4.73The Committee recommends that the Foreign Influence Transparency Scheme Act 2018 be amended to:
Clarify the definition of ‘on behalf of’ in section 11 so that it only captures circumstances where the person undertaking the activities knew or should reasonably have known that the activities would benefit the foreign principal, either directly or indirectly;
Clarify information requirements under sections 16, 39, 45 and 46 to explicitly state that the power of the Secretary to request information is limited to the extent of information required for administration of the Act;
Amend Division 3 of Part 4 to clarify that the Secretary cannot issue information gathering notices for any information other than what is required for the administration of the scheme; and
Amend section 50 to preclude information gathered from the public domain as ‘scheme information’ for reporting purposes.
4.81The Committee recommends that, within three months of any legislative amendments to the Foreign Influence Transparency Scheme Act 2018 resulting from this report coming into effect, the Australian Government establish a working group including the Attorney-General’s Department, the Department of Foreign Affairs and Trade and nominated university and higher education stakeholders to review the application of both the Foreign Influence Transparency Scheme and the Foreign Arrangements Scheme, and identify good practice and options to ease the regulatory burden on the sector in complying with both schemes.
4.100The Committee recommends that the Government review the resourcing of the administering department of the Foreign Influence Transparency Scheme Act 2018 to ensure that both the level and capacity of staffing is sufficient to support the timely and efficient administration of the Scheme, including any workload increases arising from the recommendations of this report.
4.107The Committee recommends that the Auditor-General consider undertaking a performance audit of the administration and outcomes to date of the Foreign Influence Transparency Scheme before and/or after the implementation of any changes in response to this report.
4.118The Committee recommends that section 70 of the Foreign Influence Transparency Scheme Act 2018 be amended to provide that the Parliamentary Joint Committee on Intelligence and Security initiate a further statutory review of the operation, effectiveness and implications of the Foreign Influence Transparency Scheme, including amendments resulting from the recommendations of this report.
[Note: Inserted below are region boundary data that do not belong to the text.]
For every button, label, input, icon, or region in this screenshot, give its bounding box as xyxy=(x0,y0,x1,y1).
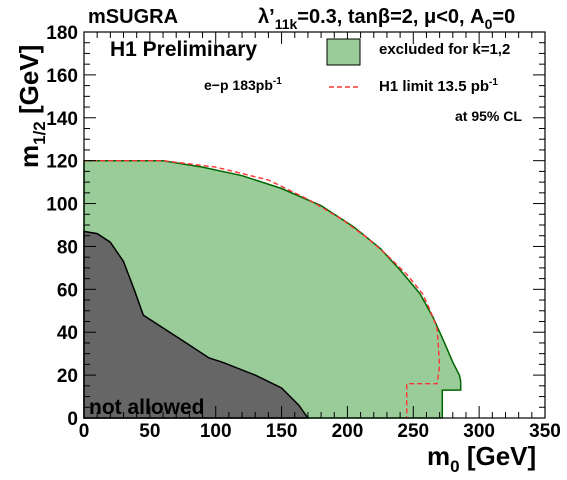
header-lambda-sub: 11k xyxy=(275,16,298,32)
legend-limit-text: H1 limit 13.5 pb xyxy=(379,78,489,95)
legend-cl-label: at 95% CL xyxy=(455,108,522,124)
y-tick-label: 120 xyxy=(46,152,78,173)
region-layer xyxy=(83,159,462,419)
y-axis-label-sub: 1/2 xyxy=(30,121,49,145)
y-tick-label: 160 xyxy=(46,66,78,87)
y-axis-label-main: m xyxy=(14,145,44,168)
x-axis-label-main: m xyxy=(427,441,450,471)
lumi-label: e−p 183pb-1 xyxy=(204,76,282,93)
x-tick-label: 50 xyxy=(139,421,160,442)
not-allowed-region xyxy=(83,230,310,419)
x-tick-label: 300 xyxy=(463,421,495,442)
x-tick-label: 250 xyxy=(397,421,429,442)
x-axis-label: m0 [GeV] xyxy=(427,441,536,476)
y-tick-label: 40 xyxy=(57,323,78,344)
x-tick-label: 150 xyxy=(266,421,298,442)
y-axis-label-unit: [GeV] xyxy=(14,45,44,122)
legend-excluded-swatch xyxy=(326,38,361,66)
h1-limit-line xyxy=(84,159,441,418)
y-tick-label: 140 xyxy=(46,109,78,130)
y-tick-label: 60 xyxy=(57,280,78,301)
y-axis-label: m1/2 [GeV] xyxy=(14,45,49,168)
lumi-sup: -1 xyxy=(273,76,282,87)
axes-layer: 0 50 100 150 200 250 300 350 0 20 40 60 80 100 120 140 1… xyxy=(46,23,561,442)
legend-limit-label: H1 limit 13.5 pb-1 xyxy=(379,77,498,95)
header-tail: =0 xyxy=(492,6,515,28)
header-params: =0.3, tanβ=2, μ<0, A xyxy=(297,6,484,28)
chart-title: H1 Preliminary xyxy=(110,38,257,61)
header-left: mSUGRA xyxy=(88,6,178,28)
header-a-sub: 0 xyxy=(485,16,493,32)
not-allowed-label: not allowed xyxy=(89,396,205,419)
y-tick-label: 180 xyxy=(46,23,78,44)
header-lambda: λ’ xyxy=(258,6,275,28)
x-tick-label: 350 xyxy=(529,421,561,442)
y-tick-label: 20 xyxy=(57,366,78,387)
y-tick-label: 100 xyxy=(46,195,78,216)
header-right: λ’11k=0.3, tanβ=2, μ<0, A0=0 xyxy=(258,6,515,32)
lumi-text: e−p 183pb xyxy=(204,77,273,93)
x-tick-label: 100 xyxy=(200,421,232,442)
legend-limit-sup: -1 xyxy=(489,77,498,88)
x-axis-label-sub: 0 xyxy=(450,457,459,476)
x-tick-label: 0 xyxy=(79,421,90,442)
legend-excluded-label: excluded for k=1,2 xyxy=(379,41,510,58)
y-tick-label: 0 xyxy=(67,409,78,430)
y-tick-label: 80 xyxy=(57,237,78,258)
x-axis-label-unit: [GeV] xyxy=(460,441,537,471)
x-tick-label: 200 xyxy=(332,421,364,442)
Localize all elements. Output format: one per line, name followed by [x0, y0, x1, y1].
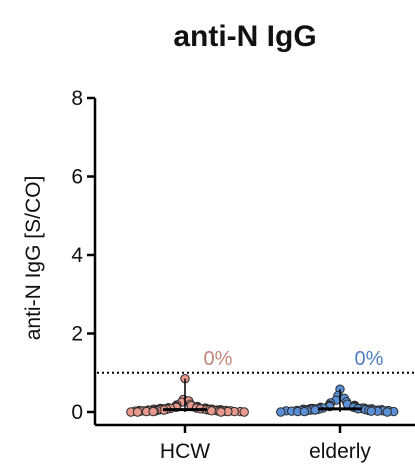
elderly-data-point: [382, 407, 392, 417]
chart-title: anti-N IgG: [173, 20, 316, 53]
median-lines: [163, 378, 362, 412]
x-ticks: HCW elderly: [160, 425, 371, 463]
hcw-data-point: [148, 406, 158, 417]
y-tick-label: 0: [71, 401, 83, 424]
y-tick-label: 4: [71, 244, 83, 267]
hcw-data-point: [239, 407, 249, 417]
x-tick-label: HCW: [160, 440, 210, 463]
y-tick-label: 6: [71, 166, 83, 189]
y-tick-label: 8: [71, 87, 83, 110]
hcw-data-point: [206, 406, 217, 416]
y-axis-label: anti-N IgG [S/CO]: [22, 176, 45, 341]
elderly-data-point: [276, 407, 286, 417]
y-ticks: 0 2 4 6 8: [71, 87, 95, 424]
elderly-data-point: [299, 406, 310, 417]
elderly-data-point: [366, 406, 376, 416]
hcw-data-point: [132, 407, 143, 417]
positive-percent-label: 0%: [204, 348, 233, 370]
x-tick-label: elderly: [309, 440, 371, 463]
y-tick-label: 2: [71, 323, 83, 346]
hcw-data-point: [216, 407, 226, 417]
positive-percent-label: 0%: [355, 348, 384, 370]
positive-percent-labels: 0% 0%: [204, 348, 384, 370]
This review should commence not less than three years after legislative amendments resulting from this report come into effect.
4.123Noting that the FITS concerns foreign influence not interference, the Committee recommends that the Government refer a review of the operation, effectiveness and implications of the amendments made by the National Security Legislation Amendment (Espionage and Foreign Interference) Act 2018 to the Parliamentary Joint Committee on Intelligence and Security. Such a reference should be couched in terms that allow the Committee to avoid unnecessary duplication or conflict with any relevant reviews being undertaken by the Independent National Security Legislation Monitor.